Nederlandse strafrechtspraktijk moet op de schop: betere motivering van voorlopige hechtenis nodig
/De Nederlandse rechter heeft in drie zaken onvoldoende gemotiveerd waarom voorlopige hechtenis van een verdachte nodig was. Dat is in strijd met mensenrechten oordeelde het Europese Hof voor de Rechten van de Mens op 9 februari 2021.
Het Europese Hof voor de Rechten van de Mens (EHRM) oordeelde in de zaken Hasselbaink, Zohlandt en Maassen tegen Nederland. Alle drie de verdachten hadden voor meerdere maanden in voorlopige hechtenis gezeten, en in een zaak was de verdachte uiteindelijk volledig vrijgesproken.

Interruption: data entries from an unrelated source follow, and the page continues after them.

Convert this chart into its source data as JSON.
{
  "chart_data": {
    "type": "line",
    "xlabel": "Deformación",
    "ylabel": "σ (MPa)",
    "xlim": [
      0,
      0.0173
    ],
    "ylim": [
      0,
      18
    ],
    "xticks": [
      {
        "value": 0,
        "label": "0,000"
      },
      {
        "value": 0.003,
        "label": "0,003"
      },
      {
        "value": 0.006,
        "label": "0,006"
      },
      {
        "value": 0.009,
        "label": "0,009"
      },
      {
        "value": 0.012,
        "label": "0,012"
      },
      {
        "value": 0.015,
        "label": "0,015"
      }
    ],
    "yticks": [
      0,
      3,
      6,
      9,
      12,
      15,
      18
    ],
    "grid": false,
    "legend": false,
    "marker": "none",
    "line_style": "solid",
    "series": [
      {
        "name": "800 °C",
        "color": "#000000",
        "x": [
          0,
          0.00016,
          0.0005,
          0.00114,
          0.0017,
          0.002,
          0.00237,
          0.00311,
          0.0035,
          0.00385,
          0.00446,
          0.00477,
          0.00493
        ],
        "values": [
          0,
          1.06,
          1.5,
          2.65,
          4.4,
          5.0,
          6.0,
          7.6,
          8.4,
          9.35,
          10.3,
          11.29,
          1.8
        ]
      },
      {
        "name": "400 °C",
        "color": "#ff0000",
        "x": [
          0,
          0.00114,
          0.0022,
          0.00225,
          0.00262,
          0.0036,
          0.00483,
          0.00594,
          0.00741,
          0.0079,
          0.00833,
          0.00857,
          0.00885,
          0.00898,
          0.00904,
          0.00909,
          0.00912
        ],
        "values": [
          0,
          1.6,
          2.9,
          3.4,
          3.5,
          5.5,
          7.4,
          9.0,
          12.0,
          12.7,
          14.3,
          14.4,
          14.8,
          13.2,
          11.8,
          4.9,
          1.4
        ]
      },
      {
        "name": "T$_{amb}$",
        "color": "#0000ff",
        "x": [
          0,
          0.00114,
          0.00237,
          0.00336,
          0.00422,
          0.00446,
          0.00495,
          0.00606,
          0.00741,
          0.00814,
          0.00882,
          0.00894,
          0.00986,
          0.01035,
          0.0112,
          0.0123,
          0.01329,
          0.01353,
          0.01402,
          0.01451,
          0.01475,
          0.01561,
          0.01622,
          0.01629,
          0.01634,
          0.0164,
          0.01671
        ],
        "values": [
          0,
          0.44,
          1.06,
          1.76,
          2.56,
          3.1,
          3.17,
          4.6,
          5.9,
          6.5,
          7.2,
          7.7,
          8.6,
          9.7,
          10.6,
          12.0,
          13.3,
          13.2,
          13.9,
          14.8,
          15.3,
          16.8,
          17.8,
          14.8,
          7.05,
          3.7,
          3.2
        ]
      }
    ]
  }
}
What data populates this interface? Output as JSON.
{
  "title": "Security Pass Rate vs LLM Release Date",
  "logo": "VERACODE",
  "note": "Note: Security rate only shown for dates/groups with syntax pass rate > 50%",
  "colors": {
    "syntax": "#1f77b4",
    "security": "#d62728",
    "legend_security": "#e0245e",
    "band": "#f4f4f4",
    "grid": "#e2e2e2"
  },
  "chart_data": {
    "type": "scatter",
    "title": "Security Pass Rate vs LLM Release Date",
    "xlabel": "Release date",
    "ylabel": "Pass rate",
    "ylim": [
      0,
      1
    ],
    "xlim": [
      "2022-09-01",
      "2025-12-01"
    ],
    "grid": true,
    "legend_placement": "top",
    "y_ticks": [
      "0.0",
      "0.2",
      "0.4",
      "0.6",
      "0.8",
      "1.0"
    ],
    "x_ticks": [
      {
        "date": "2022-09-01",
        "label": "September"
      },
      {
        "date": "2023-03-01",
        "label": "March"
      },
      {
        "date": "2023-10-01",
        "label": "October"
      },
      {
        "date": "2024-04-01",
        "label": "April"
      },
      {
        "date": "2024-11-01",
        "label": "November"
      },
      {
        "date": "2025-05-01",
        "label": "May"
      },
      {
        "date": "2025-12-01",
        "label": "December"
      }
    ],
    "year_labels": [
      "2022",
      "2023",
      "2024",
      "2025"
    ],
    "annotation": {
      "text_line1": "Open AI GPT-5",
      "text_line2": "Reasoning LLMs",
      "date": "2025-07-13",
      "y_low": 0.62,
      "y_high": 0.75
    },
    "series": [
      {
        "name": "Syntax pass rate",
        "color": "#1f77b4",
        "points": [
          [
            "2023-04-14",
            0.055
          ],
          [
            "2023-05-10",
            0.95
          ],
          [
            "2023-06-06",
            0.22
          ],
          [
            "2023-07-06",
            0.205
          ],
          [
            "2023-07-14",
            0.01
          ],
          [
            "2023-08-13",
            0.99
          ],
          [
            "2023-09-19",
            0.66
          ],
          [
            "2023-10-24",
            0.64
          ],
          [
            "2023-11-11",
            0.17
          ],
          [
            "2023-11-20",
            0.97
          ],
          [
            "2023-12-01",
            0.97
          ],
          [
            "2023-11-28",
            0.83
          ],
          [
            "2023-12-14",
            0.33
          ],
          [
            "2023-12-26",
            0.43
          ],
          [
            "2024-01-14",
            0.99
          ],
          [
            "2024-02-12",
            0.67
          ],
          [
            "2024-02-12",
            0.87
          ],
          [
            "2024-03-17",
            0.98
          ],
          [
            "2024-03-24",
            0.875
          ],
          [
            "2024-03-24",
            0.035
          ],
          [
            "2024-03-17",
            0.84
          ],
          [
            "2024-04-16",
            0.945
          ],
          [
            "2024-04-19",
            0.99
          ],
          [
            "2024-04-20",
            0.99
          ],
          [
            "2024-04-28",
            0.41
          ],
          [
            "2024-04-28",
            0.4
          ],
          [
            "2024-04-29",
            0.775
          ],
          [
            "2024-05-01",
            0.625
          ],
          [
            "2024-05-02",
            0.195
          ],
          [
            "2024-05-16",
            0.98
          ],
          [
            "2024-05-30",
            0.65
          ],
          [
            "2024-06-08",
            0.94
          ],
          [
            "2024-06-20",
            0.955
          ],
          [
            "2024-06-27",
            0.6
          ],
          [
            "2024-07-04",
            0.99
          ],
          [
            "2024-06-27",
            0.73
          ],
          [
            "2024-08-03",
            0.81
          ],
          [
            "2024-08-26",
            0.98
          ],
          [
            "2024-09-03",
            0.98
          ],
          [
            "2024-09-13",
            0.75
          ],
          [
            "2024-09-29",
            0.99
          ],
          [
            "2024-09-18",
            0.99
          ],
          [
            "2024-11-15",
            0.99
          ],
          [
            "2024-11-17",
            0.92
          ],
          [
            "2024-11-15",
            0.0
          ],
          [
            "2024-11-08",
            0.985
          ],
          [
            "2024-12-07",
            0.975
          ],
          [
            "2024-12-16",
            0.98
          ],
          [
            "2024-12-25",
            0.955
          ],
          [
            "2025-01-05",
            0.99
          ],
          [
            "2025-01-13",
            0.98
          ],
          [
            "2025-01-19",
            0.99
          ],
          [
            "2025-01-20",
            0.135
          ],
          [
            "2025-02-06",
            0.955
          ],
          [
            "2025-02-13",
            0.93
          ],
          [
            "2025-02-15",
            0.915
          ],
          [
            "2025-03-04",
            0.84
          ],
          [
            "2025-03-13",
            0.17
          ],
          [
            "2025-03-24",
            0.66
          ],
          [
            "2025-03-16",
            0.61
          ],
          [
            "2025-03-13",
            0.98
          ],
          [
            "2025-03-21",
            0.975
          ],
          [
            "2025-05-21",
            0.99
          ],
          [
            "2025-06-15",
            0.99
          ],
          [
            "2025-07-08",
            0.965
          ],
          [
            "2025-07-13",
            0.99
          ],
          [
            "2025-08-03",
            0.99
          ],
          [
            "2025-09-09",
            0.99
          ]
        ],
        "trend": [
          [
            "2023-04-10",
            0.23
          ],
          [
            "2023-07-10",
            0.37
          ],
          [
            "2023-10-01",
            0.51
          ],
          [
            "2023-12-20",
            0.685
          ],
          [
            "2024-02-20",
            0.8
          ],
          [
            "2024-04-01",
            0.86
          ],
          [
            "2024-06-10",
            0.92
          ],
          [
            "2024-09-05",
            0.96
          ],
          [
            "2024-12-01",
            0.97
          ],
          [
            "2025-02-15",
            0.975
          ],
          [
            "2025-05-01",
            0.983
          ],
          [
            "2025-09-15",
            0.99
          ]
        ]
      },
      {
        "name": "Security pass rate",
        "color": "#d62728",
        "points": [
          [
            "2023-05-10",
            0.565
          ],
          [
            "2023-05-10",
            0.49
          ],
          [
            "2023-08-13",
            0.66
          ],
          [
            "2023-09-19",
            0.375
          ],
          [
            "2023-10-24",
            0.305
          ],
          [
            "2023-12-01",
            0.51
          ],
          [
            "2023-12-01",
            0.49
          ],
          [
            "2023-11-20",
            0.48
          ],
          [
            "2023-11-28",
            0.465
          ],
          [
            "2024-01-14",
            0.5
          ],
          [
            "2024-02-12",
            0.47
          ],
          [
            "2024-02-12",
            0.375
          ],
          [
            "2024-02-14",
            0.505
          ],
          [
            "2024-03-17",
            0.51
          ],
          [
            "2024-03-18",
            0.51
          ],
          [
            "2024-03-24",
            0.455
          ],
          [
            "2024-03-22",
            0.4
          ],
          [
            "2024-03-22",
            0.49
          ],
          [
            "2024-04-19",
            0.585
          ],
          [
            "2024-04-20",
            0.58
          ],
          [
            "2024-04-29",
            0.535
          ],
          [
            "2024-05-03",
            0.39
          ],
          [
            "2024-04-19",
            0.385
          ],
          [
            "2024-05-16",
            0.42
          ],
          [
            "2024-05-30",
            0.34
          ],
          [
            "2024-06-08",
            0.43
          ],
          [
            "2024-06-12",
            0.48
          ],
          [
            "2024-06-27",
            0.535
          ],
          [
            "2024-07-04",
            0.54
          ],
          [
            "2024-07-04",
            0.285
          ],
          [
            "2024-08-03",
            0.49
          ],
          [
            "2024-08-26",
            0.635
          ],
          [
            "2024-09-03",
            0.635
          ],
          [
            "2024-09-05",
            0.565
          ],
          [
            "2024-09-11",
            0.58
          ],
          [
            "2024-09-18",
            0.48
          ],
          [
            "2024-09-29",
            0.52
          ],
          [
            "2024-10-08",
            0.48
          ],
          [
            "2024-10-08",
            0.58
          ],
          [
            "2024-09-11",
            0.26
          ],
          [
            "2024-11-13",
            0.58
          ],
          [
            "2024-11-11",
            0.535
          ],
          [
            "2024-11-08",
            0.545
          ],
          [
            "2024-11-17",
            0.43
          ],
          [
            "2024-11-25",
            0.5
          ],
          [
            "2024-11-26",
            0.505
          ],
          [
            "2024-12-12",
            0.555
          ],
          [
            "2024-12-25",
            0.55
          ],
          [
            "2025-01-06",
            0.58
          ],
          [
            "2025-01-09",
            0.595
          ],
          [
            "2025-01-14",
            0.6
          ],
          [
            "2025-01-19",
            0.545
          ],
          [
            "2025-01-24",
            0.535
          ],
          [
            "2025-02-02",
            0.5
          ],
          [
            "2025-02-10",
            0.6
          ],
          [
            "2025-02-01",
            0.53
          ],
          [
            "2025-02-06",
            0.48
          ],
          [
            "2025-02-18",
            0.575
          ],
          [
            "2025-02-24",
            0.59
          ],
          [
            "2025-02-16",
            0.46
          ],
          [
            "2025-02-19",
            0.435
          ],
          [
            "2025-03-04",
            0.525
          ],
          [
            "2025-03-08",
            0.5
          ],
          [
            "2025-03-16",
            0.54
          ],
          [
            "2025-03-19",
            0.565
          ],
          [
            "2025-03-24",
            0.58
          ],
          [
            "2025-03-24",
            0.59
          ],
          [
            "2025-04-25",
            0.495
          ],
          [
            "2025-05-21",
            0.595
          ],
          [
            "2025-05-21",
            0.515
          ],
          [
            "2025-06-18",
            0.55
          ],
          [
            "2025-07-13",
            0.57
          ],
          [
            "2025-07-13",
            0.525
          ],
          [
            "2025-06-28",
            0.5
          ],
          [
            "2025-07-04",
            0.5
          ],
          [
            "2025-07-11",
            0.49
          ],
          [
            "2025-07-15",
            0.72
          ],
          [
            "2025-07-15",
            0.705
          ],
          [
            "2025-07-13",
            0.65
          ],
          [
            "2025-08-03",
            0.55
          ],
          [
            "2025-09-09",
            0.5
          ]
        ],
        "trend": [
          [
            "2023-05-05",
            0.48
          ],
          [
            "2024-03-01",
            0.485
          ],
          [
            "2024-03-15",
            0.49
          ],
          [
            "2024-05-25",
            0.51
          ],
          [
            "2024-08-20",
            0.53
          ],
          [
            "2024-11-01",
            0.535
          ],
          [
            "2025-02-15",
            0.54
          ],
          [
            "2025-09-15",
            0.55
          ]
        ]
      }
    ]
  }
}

In strijd met artikel 5 lid 3 EVRM, hadden de strafrechters niet in hun schriftelijk besluiten toegelicht waarom de specifieke omstandigheden verlenging van het voorlopige hechtenis rechtvaardigden. De Nederlandse rechters verwezen in hun besluiten terug naar de eerste beslissing om voorlopige hechtenis op te leggen. Volgens het EHRM dient ook een verlengingsbeslissing voldoende gemotiveerd te worden aan de hand van relevante en actuele omstandigheden van het geval.